La Provincia di Viterbo continua a dire no al protocollo proposto dalla Regione Lazio, ma ispirato dall’Enel, che offre di fatto compensazioni economiche in cambio del silenzio sull’uso del carbone nella centrale Torre Valdaliga nord di Civitavecchia [Roma]. La firma l’hanno invece messa, mesi fa, la Provincia di Roma e tutti i Comuni del comprensorio chiamati al tavolo istituzionale, in prima fila Civitavecchia.
A quel tavolo, però, non erano stati convocati comuni come Ladispoli e Cerveteri, che del comprensorio fanno parte ma che sono da sempre contrari all’uso del carbone.
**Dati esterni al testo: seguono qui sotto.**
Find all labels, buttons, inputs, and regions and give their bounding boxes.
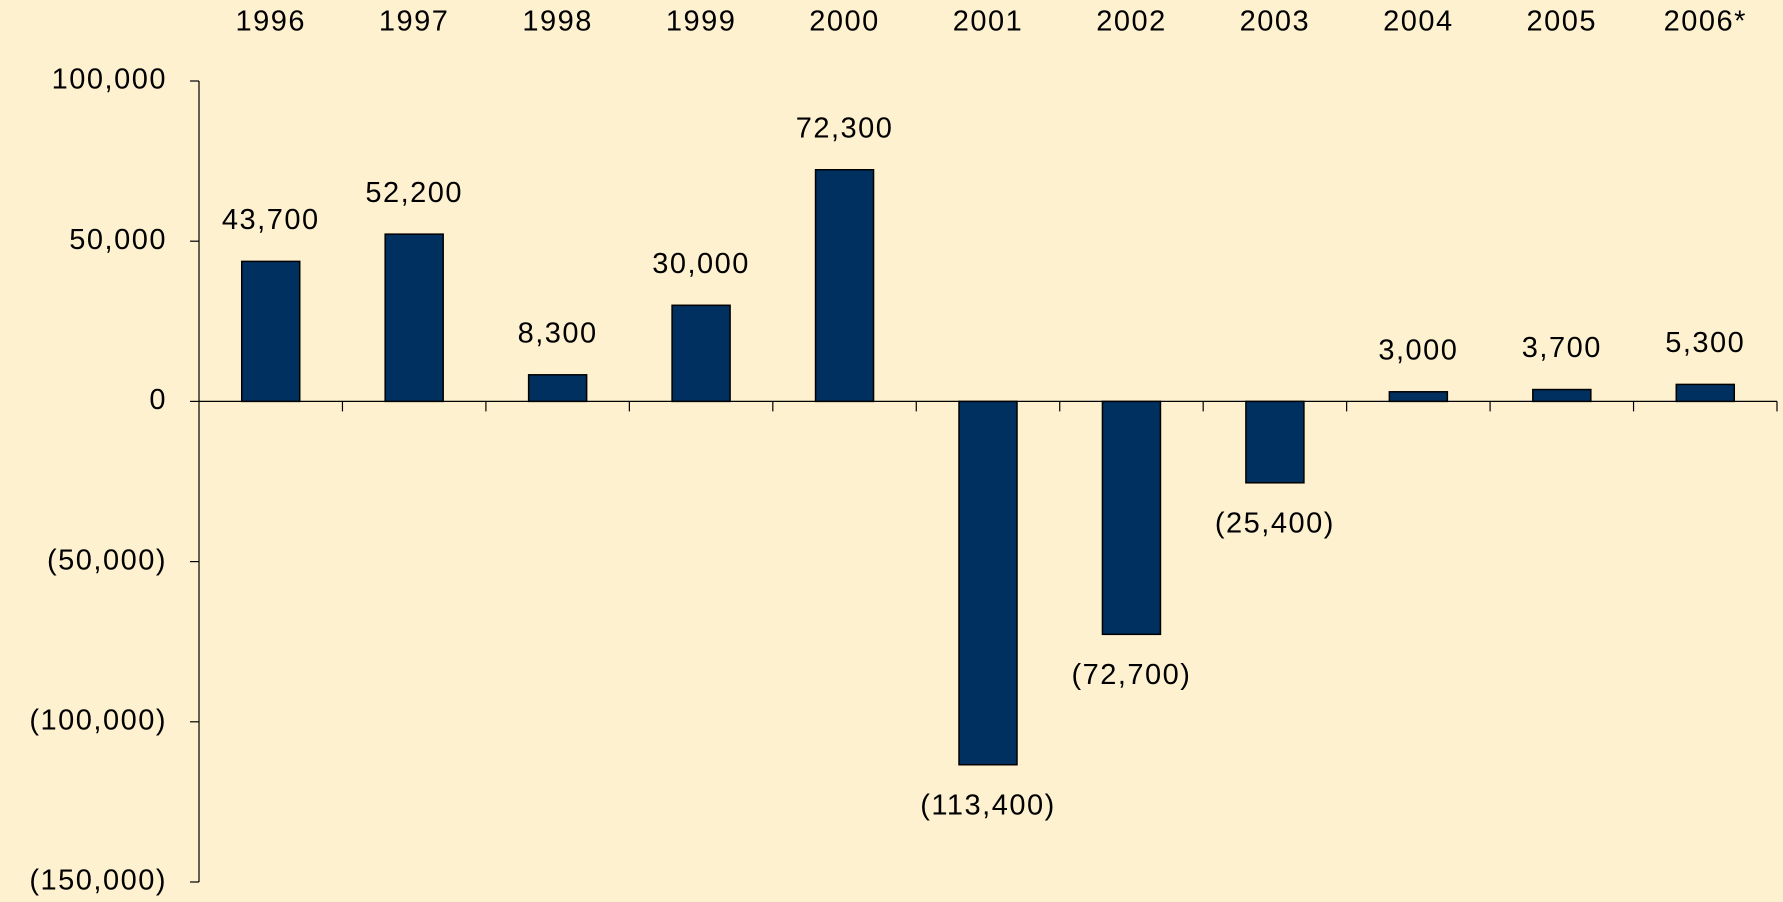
bar: [384, 233, 444, 403]
bar: [527, 374, 588, 403]
x-category-label: 1998: [522, 6, 593, 38]
value-label: 43,700: [222, 204, 320, 236]
x-category-label: 2005: [1527, 6, 1598, 38]
x-category-label: 2001: [953, 6, 1024, 38]
x-category-label: 1996: [235, 6, 306, 38]
x-category-label: 2000: [809, 6, 880, 38]
bar: [958, 400, 1018, 766]
value-label: (72,700): [1071, 659, 1191, 691]
bar: [1388, 391, 1449, 403]
bar: [671, 304, 731, 403]
x-category-label: 2002: [1096, 6, 1167, 38]
value-label: 3,000: [1378, 334, 1458, 366]
y-tick-label: 0: [149, 384, 167, 416]
value-label: 5,300: [1665, 327, 1745, 359]
y-tick-label: (100,000): [29, 704, 167, 736]
value-label: (25,400): [1215, 507, 1335, 539]
bar: [1245, 400, 1305, 484]
y-tick-label: 50,000: [69, 224, 167, 256]
y-tick-label: (50,000): [47, 544, 167, 576]
bar: [1532, 388, 1592, 403]
x-category-label: 1999: [666, 6, 737, 38]
x-category-label: 2006*: [1664, 6, 1747, 38]
bar: [1101, 400, 1162, 636]
bar: [240, 260, 301, 403]
y-tick-label: 100,000: [52, 64, 167, 96]
x-category-label: 1997: [379, 6, 450, 38]
bar: [814, 169, 875, 403]
x-category-label: 2004: [1383, 6, 1454, 38]
value-label: 8,300: [518, 317, 598, 349]
x-category-label: 2003: [1240, 6, 1311, 38]
value-label: 30,000: [652, 248, 750, 280]
value-label: 52,200: [365, 177, 463, 209]
value-label: 3,700: [1522, 332, 1602, 364]
y-tick-label: (150,000): [29, 865, 167, 897]
value-label: (113,400): [920, 789, 1056, 821]
bar: [1675, 383, 1736, 403]
value-label: 72,300: [796, 112, 894, 144]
Per manifestare l’apprezzamento e il sostegno dei cittadini alla posizione di fermezza mantenuta dall’amministrazione, i No coke e il Comitato dei cittadini liberi di Tarquinia [Viterbo] hanno scritto al presidente e a tutti gli assessori e consiglieri provinciali, offrendo la loro disponibilità a intraprendere iniziative comuni.
Così, se da una parte c’è la Provincia che «ancora non si è piegata ai voleri dell’Enel mettendo in primo piano la salute dei cittadini e l’inestimabile patrimonio che proviene dal comparto agricolo e turistico», dall’altra c’è il Comune che ha denunciato cinque tarquiniesi no coke per le presunte offese ricevute. Modi diversi del centrosinistra di interpretare il mandato avuto dagli elettori.